Şiirin daha çok insan olmak için gerekliliği fikrine Osman Konuk'ta da rastladım. Çok eski arkadaşım, çok sevdiğim bir şair. Bu fikri paylaştığımıza da sevindim, gerçi daha çok insan olmayı kim istemez ki! Daha çok insan olmak, bugün var olan insan anlamında değil elbette, asıl olarak "insan olmak", "insan" dediğimiz bedenin mayasının tutması, adaletten merhamete, eşitlikten özgürlüğe, barışa ve diğerkâm olmaya kadar, insanı insan yapacağına inandığım değerlere hem bir ruh hem de eylem olarak ulaşmak. Şiiri yalnızca bir metin olarak görmüyorum, bu edebiyat için geçerli olabilir ama "Biz üzüm yaratılmadan önce sarhoştuk" sözünün doluluğu ve doğruluğu gibi şiir de yazıdan ve edebiyattan öncedir, insandan da öncedir, doğayla ikizdir. Bu nedenle de hem tabii hem hayatidir. Şairi de Şamanın devamı, elçisi, torunu, soyu olarak gördüğüm için onun insanı doğaya yaklaştırması, yakınlaştırması göreviyle, yitirdiği benliğine geri dönmesi, kavuşması için yardımcı olduğunu düşünüyorum, hatta buna inanıyorum.
HAYDAR ERGÜLEN
(Söyleşi: GÖKHAN BAKAR - Cumhuriyet Kitap)
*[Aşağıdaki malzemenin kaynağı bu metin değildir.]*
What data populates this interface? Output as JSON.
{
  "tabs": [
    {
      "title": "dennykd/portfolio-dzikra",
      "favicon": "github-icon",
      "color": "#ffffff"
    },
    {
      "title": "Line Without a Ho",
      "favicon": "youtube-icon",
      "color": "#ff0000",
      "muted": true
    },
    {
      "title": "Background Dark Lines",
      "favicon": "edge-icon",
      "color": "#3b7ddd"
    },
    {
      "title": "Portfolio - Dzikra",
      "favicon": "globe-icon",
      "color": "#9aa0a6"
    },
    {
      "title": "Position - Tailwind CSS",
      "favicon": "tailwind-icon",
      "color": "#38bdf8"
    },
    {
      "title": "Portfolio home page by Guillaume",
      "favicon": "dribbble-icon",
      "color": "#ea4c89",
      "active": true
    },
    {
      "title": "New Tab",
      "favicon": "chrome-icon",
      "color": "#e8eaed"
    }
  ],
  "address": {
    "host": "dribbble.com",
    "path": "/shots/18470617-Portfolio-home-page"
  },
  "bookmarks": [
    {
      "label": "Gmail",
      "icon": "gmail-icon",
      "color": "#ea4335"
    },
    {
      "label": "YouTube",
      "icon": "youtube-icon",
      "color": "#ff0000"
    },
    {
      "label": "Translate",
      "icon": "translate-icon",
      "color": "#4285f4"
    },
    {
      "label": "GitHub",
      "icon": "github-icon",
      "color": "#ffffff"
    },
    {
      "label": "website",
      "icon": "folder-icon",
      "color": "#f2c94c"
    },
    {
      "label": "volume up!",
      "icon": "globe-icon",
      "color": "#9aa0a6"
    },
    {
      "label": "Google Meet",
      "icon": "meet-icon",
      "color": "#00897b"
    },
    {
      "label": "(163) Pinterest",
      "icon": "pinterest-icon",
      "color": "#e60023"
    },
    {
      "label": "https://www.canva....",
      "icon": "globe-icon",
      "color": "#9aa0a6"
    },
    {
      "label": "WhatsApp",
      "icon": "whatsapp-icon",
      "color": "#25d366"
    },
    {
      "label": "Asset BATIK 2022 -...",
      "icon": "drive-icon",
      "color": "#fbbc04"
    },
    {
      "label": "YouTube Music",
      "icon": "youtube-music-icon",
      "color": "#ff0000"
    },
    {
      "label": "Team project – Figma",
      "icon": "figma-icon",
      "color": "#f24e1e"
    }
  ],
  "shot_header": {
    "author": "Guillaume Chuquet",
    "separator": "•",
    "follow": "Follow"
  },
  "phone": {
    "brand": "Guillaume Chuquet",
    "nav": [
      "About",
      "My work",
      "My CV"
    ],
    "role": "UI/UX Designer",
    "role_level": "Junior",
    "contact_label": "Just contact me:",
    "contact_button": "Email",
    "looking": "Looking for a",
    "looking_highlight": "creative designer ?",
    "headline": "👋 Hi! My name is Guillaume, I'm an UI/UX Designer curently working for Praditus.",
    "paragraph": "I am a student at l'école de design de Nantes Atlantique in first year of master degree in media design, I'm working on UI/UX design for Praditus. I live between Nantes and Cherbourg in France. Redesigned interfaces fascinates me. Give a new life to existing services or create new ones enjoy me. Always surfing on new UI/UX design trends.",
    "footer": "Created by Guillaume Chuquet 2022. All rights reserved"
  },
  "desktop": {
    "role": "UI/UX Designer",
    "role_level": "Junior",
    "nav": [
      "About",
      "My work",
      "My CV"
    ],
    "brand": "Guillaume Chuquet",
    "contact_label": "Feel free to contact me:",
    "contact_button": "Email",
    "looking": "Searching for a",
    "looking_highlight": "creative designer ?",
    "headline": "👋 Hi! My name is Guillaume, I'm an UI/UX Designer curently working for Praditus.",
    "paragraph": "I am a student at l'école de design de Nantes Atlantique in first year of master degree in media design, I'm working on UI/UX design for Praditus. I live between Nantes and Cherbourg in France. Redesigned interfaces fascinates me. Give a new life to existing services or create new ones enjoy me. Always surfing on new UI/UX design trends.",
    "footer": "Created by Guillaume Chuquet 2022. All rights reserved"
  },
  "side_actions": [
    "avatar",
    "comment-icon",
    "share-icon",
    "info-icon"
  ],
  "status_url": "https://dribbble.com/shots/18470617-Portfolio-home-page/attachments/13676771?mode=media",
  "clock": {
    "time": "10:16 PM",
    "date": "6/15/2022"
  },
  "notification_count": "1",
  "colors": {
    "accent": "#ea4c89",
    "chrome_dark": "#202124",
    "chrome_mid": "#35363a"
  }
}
Dost dost diye nicesine sarıldım
Benim sâdık yârim kara topraktır
Beyhude dolandım boşa yoruldum
Benim sâdık yârim kara topraktır
Nice güzellere bağlandım kaldım
Ne bir vefa gördüm ne fayda buldum
Her türlü isteğim topraktan aldım
Benim sâdık yârim kara topraktır
Koyun verdi kuzu verdi süt verdi
Yemek verdi ekmek verdi et verdi
Kazma ile döğmeyince kıt verdi
Benim sâdık yârim kara topraktır
Âdem'den bu deme neslim getirdi
Bana türlü türlü meyva yedirdi
Her gün beni tepesinde götürdü
Benim sâdık yârim kara topraktır
Karnın yardım kazmayınan belinen
Yüzün yırttım tırnağınan elinen
Yine beni karşıladı gülünen
Benim sâdık yârim kara topraktır
İşkence yaptıkça bana gülerdi
Bunda yalan yoktur herkes de gördü
Bir çekirdek verdim dört bostan verdi
Benim sâdık yârim kara topraktır
.......
.......
Her kim ki olursa bu sırra mazhar
Dünyaya bırakır ölmez bir eser
Gün gelir Veysel'i bağrına basar
Benim sâdık yârim kara topraktır
Fotoğraf: ERGUN ÇAĞATAY
Gönül gözü açık olan ve doğayı, insanı tasvir ederken görenden daha iyi sözler kullanan Aşık Veysel, köyünde bir tek meyve ağacı olmadığı halde Sivrialan'da ilk bahçeyi kendisi yapar. Elma, kiraz, kayısı... Kardeşleriyle beraber ilk bahçeyi yapmaya başladığında köylüler "Atalarımız bunca yıl böyle bir iş yapmamışlar şu kör adam onlardan daha mı iyi bilecek ki böyle bir işe girişti" der. Birkaç yıl sonra ağaçlar meyve verir ve aynı köylüler söylediklerinden utanarak "O kör değilmiş meğer! Kör olan bizmişiz!" derler. (BURÇAK ÖKSÜZ DOĞAN - Marmara Life)
Merhaba!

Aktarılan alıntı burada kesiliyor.